Voici les étapes à suivre pour celles — et ceux — qui caressent le rêve de s’initier à la chasse.*
1) Essayez pour voir si vous aimez ça. «Appelez au ministère pour obtenir un permis d’initiation qui permet d’essayer la chasse sans certificat de chasseur, avant de suivre les cours. On a droit à ça une seule fois dans notre vie. C’est une belle façon de commencer, avec un accompagnateur pour s’initier», dit Emily Vallée, coordonnatrice aux communications à la Fédération québécoise des chasseurs et pêcheurs.
Info : 1 866 4CHASSE ou info.permis@mffp.gouv.qc.ca
2) Suivez les cours obligatoires. La fédération est mandatée par le gouvernement de former la relève. Faites le cours d’initiation à la chasse correspondant au type d’engin que vous utiliserez (arc, arbalète ou arme à feu). Ce cours en ligne dure six heures. Pour chasser à l’arme à feu, vous devrez ajouter à votre formation le cours de sécurité dans le maniement des armes à feu (une journée complète en classe avec examen pratique).
Info : fedecp.com
3) Trouvez un guide. «Idéalement, on aura quelqu’un pour nous accompagner là-dedans. Quelqu’un qui nous guidera dans nos sorties. Une bonne piste pour trouver des mentors ou des groupes est de consulter des programmes d’initiation ou d’information sur les réseaux sociaux comme Fauniquement femme, Chasse au féminin (appelé Chasse Ô féminin sur Facebook) ou Filles de bois», suggère Mme Vallée.

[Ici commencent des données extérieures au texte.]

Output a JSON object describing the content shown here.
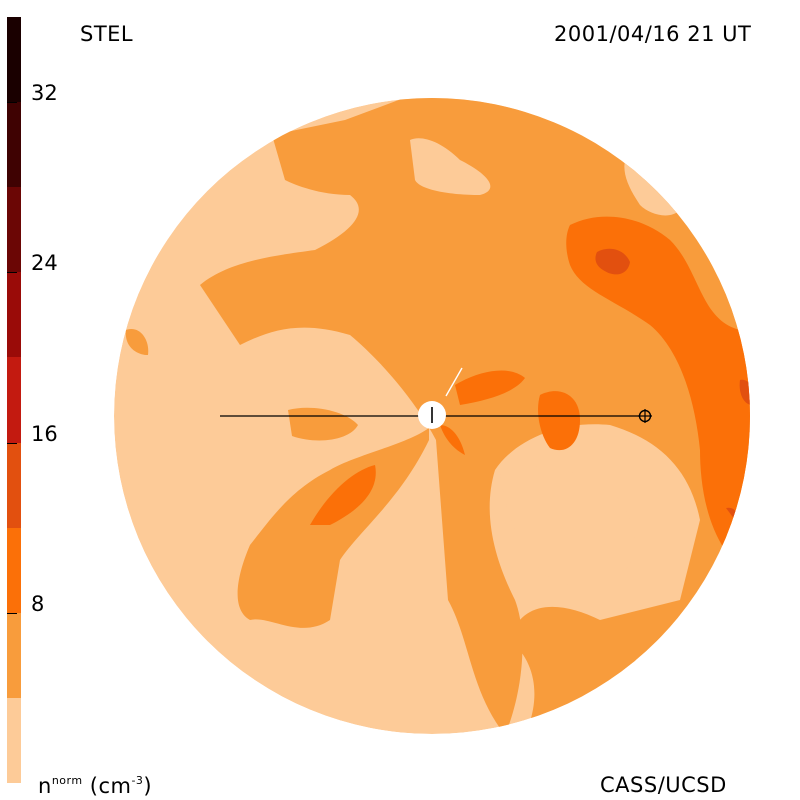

4) Trouvez l’endroit. Une fois votre permis en poche, vous pourrez chasser dans les zones d’exploitation contrôlées (zecs), dans les pourvoiries, sur les territoires publics, dans des parcs de la Sépaq, avec la possibilité d’embaucher un guide de chasse. Des pourvoiries et des parcs nationaux offrent même des forfaits «tout inclus».
Francis Higgins
*Notez que la démarche peut être plus compliquée ces temps-ci en raison des règles sanitaires en vigueur.